There is a lot to unpack in this movie, for starters while it does have all the Avengers present, it is not an Avengers movie. It is first and foremost a Captain America movie, and as such the focus is primarily on Captain America and him dealing with the consequences of the Sokovia accords. As well as him finally catching up with Bucky Barnes, aka the winter soldier, from the previous movie who is a wanted fugitive. Needless to say, there is a lot going on in this movie, and this leaves the rest of the avengers to get the backburner in terms of plot, as they only appear scene by scene and for a battle sequence that takes place in an airport. While the battle scene is fun to watch, it does feel rushed and the ideas and plotlines involving other characters come and go very quickly. With the plot of Civil War alone there is a lot that must go on, and they had an entire meal worth of plots they had to fit onto one plate, which leaves plenty of room for this to have been turned into two movies on its own. One featuring the plot of Captain America continuing to try and find Bucky, and one where the Sokovia accords are being put together and introduced with that conflict. It is all done well for the time they were given, but it leaves a sense of wanting more from both plots. If there was anything that ended up getting the short end of the stick due to this, it was Helmut Zemo whose entire plot could be removed from the movie entirely and it feels like there would be no loss. As a villain he is given barely any build up, and his scenes even seem more forced into the film than the cameos of other characters who pop in to say hello and disappear. Given the overall plots of the film, it doesn’t even feel like a villain is needed as the villain of the movie is the Avengers fighting each other over these new restrictions they are being given.
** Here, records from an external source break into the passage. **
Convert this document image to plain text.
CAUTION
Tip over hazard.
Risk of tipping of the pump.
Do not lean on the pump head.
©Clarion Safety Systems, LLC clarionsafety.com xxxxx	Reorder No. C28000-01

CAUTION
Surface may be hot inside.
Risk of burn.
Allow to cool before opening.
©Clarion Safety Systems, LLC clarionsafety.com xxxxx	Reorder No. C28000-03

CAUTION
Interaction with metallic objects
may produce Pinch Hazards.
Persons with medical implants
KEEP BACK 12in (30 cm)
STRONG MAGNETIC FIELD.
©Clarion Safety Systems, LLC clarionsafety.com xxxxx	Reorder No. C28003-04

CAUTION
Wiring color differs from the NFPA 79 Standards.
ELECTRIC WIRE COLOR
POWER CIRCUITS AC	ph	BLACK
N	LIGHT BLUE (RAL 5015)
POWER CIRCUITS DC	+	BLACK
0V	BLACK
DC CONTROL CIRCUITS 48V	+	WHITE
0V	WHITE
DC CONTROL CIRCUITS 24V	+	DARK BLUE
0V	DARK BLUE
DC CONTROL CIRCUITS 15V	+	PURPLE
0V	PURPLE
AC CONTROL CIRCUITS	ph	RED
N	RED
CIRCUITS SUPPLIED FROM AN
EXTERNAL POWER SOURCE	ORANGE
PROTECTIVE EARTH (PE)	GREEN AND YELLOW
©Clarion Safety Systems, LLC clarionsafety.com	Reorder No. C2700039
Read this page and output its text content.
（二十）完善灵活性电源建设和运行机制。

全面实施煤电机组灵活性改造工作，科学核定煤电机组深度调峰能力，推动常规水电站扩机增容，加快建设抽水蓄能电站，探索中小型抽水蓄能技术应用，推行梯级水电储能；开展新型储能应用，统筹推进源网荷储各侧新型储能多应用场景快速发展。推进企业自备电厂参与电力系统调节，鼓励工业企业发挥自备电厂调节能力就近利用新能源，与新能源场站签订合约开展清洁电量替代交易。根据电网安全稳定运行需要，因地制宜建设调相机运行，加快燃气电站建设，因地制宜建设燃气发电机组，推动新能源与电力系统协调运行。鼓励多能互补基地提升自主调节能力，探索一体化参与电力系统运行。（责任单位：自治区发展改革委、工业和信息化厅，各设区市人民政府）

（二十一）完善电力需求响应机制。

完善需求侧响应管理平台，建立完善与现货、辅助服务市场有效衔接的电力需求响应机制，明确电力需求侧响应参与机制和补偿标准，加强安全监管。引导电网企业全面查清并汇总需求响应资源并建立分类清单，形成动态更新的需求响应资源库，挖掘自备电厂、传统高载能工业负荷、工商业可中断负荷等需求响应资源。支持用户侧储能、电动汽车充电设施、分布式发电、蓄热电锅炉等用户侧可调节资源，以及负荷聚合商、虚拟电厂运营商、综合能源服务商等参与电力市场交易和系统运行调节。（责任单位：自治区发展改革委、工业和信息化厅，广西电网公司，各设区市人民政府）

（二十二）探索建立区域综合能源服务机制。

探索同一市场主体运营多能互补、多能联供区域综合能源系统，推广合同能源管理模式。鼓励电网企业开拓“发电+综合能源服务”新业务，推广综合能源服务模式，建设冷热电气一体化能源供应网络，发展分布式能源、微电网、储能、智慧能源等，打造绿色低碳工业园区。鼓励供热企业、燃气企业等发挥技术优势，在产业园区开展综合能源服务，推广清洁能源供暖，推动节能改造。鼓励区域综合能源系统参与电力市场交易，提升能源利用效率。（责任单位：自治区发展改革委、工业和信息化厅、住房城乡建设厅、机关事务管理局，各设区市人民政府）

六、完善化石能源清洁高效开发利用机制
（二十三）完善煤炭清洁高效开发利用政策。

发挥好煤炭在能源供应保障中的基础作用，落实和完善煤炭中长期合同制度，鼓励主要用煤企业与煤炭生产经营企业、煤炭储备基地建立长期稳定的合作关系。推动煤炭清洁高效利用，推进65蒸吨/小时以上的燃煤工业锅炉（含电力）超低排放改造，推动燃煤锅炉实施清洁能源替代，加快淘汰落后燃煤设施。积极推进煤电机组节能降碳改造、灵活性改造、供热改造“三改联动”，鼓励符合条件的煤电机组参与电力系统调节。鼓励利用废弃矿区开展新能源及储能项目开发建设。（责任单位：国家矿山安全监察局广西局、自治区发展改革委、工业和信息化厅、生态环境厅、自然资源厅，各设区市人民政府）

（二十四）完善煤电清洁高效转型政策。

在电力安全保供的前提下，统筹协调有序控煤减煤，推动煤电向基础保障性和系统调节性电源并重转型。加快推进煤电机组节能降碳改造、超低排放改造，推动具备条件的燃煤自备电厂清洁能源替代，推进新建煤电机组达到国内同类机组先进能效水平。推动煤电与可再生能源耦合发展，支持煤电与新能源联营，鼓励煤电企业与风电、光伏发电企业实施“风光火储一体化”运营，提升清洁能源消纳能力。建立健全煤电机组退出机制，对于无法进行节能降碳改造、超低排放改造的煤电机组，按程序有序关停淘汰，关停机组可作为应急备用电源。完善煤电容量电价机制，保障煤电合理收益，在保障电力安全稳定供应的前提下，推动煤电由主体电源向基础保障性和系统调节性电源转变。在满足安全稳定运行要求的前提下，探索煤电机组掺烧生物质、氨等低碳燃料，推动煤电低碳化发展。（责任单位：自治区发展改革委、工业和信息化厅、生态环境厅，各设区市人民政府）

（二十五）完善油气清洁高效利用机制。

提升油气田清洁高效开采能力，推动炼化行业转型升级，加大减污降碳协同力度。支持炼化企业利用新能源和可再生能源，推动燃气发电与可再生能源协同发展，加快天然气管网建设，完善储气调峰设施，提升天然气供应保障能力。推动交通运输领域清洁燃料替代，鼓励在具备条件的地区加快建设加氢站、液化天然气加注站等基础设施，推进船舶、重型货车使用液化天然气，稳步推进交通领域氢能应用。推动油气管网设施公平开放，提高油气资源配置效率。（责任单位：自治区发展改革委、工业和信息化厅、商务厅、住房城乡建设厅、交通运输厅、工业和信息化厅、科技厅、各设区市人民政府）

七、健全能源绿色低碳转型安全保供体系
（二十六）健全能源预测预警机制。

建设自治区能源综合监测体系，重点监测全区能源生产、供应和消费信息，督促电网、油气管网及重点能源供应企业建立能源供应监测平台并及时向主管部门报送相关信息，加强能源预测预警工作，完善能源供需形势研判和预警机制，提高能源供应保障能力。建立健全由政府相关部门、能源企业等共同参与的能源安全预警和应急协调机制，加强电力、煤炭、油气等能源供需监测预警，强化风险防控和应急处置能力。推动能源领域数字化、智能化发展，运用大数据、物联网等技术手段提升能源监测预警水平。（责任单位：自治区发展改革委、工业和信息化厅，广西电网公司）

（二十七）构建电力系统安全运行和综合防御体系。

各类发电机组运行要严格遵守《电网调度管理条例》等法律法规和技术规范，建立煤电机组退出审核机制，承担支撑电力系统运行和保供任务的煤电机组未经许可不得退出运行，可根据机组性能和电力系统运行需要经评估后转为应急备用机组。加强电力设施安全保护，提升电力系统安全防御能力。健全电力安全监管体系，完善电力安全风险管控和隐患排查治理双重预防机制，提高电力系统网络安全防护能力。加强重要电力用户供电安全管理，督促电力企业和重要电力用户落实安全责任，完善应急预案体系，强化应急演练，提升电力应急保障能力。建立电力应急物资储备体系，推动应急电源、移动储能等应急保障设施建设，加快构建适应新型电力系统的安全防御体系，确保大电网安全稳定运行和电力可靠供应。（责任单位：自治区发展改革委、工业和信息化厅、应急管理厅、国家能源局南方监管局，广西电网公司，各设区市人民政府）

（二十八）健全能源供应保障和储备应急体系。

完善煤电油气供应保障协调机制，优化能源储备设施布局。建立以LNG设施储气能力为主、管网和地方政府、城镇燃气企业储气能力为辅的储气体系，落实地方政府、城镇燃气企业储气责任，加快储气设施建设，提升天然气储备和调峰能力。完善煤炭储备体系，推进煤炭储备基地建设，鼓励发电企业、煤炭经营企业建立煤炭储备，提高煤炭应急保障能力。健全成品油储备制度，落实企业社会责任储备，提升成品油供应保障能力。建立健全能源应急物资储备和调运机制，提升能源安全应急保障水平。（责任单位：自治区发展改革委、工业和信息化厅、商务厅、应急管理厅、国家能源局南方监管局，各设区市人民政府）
That all said this movie is very fun and watching some of the interactions of new and old characters is a blast. One of my favorite scenes in this movie is still seeing Scott Lang be introduced to the Avengers as he keeps the same level of charm and excitement from his own film and brings it here. As well this film acts as a great introduction for T’Challa and Peter Parker to join the Marvel Cinematic Universe. While Peter Parkers involvement in the story does feel a little forced in, his excitement to be a part of what is going gives a good introduction to the kind of Spider-Man we can expect in his own upcoming film. T’Challa on the other hand has a great introduction in this story, where he is very involved with the overall plot. The way he is introduced in this film, and the way his action scenes played out give a good sense of excitement for his upcoming solo movie as well. A lot of his plot and scenes flow well within the story, and it feels natural that he is a part of it. Aside from the new characters seeing Tony Stark and Steve Rogers interact on a whole different topic is interesting in of itself. Seeing the strain these two go through in their relationship due to this disagreement, a disagreement which would still exist all the way up to Infinity War in the Marvel Cinematic Universe. This film has a bigger impact on the future of the movies in the Marvel Cinematic Universe, and the relationship of these two, than the previous Avengers movie itself.
There is a lot to love about Captain America Civil War, but there is also a lot going on in general. With so many plots going on in this movie it does tend to feel a bit rushed at times, and with such a huge cast in a movie with a central focus on a single character the dispute feels very one-sided. There is a lot of story to tell in Civil War, and while a lot of it is done right, it still feels like this is two movies packed into one. It is still very enjoyable, and almost a required watch if going through the Marvel Cinematic Universe again in preparation for End Game. The events of this movie probably have the largest impact on the future of the Marvel Cinematic Universe leading up to Infinity War.